Koehne P, Willam C, Strauss E, Schindler R, Eckardt K U, Bührer C
Department of Neonatology, Charité, Campus Virchow-Klinikum, Humboldt University, D-13353 Berlin, Germany.
Am J Physiol Heart Circ Physiol. 2000 Aug;279(2):H817-24. doi: 10.1152/ajpheart.2000.279.2.H817.
Low oxygen (O(2)) is the key stimulus for expression of vascular endothelial growth factor (VEGF) in several adherent cells. Whether hypoxia also directs the release of VEGF protein from neutrophils (polymorphonuclear neutrophils; PMN) and platelets has not been investigated. We therefore compared VEGF release of platelets, PMN, and human vascular smooth muscle cells (HSMC) in response to hypoxia with that to activators of cellular degranulation. In contrast to HSMC, VEGF release from PMN and platelets or VEGF mRNA expression in PMN was not stimulated under hypoxic conditions (1% O(2)). Hypo- or hyperthermia and acidosis, other conditions potentially associated with ischemic and inflammatory tissue injury, also did not stimulate VEGF secretion from PMN. However, stimulation of platelets with thrombin and of PMN with phorbol 12-myristate 13-acetate induced a time-dependent release of VEGF, peaking after 30 and 60 min, respectively. This was blocked by the degranulation inhibitor pentoxifylline but not by the protein-synthesis inhibitor cycloheximide. We conclude that rapid release of VEGF from platelets and PMN may occur independently of oxygenation during inflammation and hemostasis.
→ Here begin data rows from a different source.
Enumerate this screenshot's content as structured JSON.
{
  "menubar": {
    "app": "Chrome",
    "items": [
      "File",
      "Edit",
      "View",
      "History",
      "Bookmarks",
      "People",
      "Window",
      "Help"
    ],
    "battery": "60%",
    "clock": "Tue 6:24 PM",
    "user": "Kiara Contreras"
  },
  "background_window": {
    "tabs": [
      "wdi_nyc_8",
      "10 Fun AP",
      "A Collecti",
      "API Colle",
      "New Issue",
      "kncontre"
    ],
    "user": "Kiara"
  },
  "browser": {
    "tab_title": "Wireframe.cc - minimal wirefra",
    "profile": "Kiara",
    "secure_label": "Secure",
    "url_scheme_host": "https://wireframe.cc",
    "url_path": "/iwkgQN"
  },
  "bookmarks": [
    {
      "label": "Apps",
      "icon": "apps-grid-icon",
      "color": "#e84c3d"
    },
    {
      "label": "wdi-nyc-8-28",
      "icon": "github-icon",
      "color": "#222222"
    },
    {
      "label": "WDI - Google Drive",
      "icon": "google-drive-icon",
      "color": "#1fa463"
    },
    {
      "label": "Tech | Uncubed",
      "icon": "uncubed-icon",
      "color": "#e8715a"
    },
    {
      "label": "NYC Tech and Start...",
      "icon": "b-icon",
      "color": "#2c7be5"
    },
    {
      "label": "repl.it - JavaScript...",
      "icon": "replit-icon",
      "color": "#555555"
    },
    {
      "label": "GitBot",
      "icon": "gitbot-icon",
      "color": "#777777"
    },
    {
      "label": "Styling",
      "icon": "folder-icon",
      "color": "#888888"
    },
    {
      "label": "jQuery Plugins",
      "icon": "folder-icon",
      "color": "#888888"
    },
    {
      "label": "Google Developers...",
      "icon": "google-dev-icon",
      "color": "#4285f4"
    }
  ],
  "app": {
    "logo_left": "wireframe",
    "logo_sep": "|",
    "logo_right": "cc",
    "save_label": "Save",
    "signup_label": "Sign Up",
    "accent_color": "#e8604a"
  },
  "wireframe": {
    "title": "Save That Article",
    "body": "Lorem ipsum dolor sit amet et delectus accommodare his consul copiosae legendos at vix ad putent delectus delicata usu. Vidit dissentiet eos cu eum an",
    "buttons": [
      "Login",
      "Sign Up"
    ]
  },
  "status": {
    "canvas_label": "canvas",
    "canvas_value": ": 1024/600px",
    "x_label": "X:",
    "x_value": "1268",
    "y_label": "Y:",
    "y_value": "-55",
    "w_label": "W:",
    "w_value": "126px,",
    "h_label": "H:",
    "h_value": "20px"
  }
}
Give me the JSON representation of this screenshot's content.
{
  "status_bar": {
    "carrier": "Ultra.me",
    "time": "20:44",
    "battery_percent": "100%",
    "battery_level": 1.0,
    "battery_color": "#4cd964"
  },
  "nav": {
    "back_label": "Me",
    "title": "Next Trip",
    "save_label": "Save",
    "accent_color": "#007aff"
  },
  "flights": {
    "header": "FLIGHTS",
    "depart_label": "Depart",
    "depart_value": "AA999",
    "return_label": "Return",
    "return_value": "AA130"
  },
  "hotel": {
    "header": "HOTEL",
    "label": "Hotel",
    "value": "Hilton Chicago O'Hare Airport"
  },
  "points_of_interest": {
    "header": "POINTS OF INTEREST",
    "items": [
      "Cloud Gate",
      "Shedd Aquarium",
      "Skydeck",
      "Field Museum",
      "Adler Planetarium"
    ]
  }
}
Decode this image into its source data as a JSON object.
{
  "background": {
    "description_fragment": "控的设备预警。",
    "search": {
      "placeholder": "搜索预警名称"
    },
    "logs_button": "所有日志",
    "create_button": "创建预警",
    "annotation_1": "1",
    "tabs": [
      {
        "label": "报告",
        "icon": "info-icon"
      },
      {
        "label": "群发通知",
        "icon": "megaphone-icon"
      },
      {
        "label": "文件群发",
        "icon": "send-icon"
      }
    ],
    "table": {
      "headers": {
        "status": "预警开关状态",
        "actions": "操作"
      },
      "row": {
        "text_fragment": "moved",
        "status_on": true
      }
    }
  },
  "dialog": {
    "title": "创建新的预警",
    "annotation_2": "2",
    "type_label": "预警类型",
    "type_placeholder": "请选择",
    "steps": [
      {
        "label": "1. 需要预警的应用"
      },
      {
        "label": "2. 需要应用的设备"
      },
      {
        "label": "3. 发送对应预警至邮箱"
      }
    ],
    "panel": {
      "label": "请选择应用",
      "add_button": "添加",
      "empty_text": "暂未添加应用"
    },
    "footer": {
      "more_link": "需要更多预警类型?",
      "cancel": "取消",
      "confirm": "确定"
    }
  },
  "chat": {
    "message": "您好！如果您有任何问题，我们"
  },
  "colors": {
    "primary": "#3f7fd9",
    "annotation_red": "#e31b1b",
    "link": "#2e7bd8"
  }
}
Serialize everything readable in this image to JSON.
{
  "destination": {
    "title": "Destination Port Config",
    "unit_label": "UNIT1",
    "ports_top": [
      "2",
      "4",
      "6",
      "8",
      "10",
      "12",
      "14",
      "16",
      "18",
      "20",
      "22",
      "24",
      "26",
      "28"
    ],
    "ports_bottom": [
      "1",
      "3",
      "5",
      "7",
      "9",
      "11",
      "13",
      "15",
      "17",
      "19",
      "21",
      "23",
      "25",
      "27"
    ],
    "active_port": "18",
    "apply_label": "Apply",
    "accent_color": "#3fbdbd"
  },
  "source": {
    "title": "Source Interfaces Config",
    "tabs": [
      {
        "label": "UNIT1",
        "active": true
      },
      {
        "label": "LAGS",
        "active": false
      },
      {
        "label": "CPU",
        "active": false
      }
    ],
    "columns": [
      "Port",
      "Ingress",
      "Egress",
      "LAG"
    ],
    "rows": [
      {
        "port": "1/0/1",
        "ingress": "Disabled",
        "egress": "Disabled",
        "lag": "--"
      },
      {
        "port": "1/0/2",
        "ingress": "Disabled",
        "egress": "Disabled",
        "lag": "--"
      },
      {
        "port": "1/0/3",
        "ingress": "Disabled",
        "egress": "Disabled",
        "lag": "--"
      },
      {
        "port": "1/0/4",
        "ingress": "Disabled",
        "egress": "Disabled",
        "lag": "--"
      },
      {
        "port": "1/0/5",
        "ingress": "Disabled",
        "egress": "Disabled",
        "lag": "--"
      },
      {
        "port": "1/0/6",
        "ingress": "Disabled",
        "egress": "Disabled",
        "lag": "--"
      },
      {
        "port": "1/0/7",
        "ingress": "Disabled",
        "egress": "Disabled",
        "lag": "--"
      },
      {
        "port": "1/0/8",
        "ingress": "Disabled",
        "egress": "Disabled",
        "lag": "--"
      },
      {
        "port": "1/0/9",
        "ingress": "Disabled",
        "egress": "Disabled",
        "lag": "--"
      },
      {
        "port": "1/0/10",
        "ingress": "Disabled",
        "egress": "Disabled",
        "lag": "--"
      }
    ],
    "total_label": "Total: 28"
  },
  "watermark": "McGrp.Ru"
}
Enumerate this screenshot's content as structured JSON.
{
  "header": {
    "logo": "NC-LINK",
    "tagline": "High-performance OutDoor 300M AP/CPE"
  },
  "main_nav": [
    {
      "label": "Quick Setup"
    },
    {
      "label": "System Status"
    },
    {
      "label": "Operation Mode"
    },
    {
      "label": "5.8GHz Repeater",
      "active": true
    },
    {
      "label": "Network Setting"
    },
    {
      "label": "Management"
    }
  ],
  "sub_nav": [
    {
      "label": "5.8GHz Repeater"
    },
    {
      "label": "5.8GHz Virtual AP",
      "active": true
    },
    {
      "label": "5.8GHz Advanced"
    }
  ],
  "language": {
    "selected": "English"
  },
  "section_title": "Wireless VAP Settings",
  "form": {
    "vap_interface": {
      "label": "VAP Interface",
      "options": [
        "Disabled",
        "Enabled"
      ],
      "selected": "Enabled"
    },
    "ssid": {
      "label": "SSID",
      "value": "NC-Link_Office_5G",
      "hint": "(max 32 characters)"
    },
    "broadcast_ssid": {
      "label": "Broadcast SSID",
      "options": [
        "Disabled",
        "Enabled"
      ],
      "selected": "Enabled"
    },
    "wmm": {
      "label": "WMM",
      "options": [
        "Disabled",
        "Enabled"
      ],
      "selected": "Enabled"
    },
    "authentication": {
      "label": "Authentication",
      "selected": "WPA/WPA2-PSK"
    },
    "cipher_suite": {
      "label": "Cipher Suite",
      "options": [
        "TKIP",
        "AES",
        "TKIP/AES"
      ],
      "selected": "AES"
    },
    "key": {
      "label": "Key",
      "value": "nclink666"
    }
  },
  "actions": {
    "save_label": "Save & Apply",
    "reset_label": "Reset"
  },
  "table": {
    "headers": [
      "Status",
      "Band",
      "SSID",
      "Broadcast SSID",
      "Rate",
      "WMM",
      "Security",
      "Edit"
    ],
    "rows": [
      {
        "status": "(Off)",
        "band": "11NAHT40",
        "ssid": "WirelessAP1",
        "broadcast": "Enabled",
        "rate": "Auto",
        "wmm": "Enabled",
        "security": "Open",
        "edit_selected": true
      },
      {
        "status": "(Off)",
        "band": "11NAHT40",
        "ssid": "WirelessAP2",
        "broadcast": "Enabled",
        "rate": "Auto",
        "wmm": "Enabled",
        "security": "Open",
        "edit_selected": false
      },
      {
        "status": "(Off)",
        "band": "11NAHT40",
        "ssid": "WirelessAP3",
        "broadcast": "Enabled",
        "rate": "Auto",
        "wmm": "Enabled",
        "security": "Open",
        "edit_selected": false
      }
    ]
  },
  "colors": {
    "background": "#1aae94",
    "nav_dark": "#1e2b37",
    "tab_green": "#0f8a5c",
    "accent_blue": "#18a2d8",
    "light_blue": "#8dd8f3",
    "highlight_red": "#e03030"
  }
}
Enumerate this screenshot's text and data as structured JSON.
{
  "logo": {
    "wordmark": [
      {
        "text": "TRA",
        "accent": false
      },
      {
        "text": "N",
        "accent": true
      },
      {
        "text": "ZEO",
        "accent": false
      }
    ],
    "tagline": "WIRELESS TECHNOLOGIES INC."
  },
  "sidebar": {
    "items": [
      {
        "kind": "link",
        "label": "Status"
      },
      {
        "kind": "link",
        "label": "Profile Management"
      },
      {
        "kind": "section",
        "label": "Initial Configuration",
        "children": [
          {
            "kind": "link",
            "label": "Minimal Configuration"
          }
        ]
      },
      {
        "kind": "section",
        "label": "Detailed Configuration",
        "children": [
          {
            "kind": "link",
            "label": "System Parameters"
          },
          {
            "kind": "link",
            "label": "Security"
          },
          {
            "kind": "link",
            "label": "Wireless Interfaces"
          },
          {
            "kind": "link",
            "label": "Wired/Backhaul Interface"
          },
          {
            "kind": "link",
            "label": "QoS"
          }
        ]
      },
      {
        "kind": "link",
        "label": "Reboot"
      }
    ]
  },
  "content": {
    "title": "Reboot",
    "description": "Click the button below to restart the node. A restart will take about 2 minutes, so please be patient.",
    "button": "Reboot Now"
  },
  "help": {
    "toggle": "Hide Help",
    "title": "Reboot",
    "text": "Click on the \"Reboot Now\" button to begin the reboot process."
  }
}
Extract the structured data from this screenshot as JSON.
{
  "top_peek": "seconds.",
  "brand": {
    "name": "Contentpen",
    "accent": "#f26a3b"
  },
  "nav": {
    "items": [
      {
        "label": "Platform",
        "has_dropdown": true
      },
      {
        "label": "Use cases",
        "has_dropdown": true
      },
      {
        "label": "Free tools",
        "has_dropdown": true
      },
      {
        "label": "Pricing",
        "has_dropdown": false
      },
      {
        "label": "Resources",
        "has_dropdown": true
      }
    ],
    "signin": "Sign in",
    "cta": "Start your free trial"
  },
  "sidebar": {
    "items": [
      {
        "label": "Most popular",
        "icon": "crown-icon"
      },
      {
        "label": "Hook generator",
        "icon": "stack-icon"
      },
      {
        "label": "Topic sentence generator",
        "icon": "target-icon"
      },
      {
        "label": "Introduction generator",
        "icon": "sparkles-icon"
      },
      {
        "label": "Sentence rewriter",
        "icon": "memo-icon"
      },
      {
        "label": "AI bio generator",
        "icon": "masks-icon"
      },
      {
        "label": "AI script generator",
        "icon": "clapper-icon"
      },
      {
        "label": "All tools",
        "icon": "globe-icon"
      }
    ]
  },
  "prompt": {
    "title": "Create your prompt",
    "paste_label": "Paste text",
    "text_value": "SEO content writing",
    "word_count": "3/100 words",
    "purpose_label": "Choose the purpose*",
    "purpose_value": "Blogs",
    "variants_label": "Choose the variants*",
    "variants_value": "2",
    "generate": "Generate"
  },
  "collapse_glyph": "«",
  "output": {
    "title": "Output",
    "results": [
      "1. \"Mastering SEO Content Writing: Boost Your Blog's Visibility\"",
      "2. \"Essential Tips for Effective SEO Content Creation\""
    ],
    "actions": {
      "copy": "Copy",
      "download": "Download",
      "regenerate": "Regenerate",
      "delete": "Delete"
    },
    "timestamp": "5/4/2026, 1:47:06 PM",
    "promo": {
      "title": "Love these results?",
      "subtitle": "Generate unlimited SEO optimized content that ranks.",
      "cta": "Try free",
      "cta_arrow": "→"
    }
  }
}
低氧(O₂)是几种贴壁细胞中血管内皮生长因子(VEGF)表达的关键刺激因素。低氧是否也能指导中性粒细胞(多形核中性粒细胞;PMN)和血小板释放VEGF蛋白尚未得到研究。因此,我们比较了血小板、PMN和人血管平滑肌细胞(HSMC)在低氧条件下与细胞脱颗粒激活剂刺激下的VEGF释放情况。与HSMC不同,在低氧条件(1% O₂)下,PMN和血小板的VEGF释放或PMN中的VEGF mRNA表达未受到刺激。体温过低或过高以及酸中毒等其他可能与缺血和炎症组织损伤相关的情况,也未刺激PMN分泌VEGF。然而,用凝血酶刺激血小板以及用佛波醇12 - 肉豆蔻酸酯13 - 乙酸酯刺激PMN会诱导VEGF的时间依赖性释放,分别在30分钟和60分钟后达到峰值。这被脱颗粒抑制剂己酮可可碱阻断,但未被蛋白质合成抑制剂放线菌酮阻断。我们得出结论,在炎症和止血过程中,血小板和PMN中VEGF的快速释放可能与氧合无关。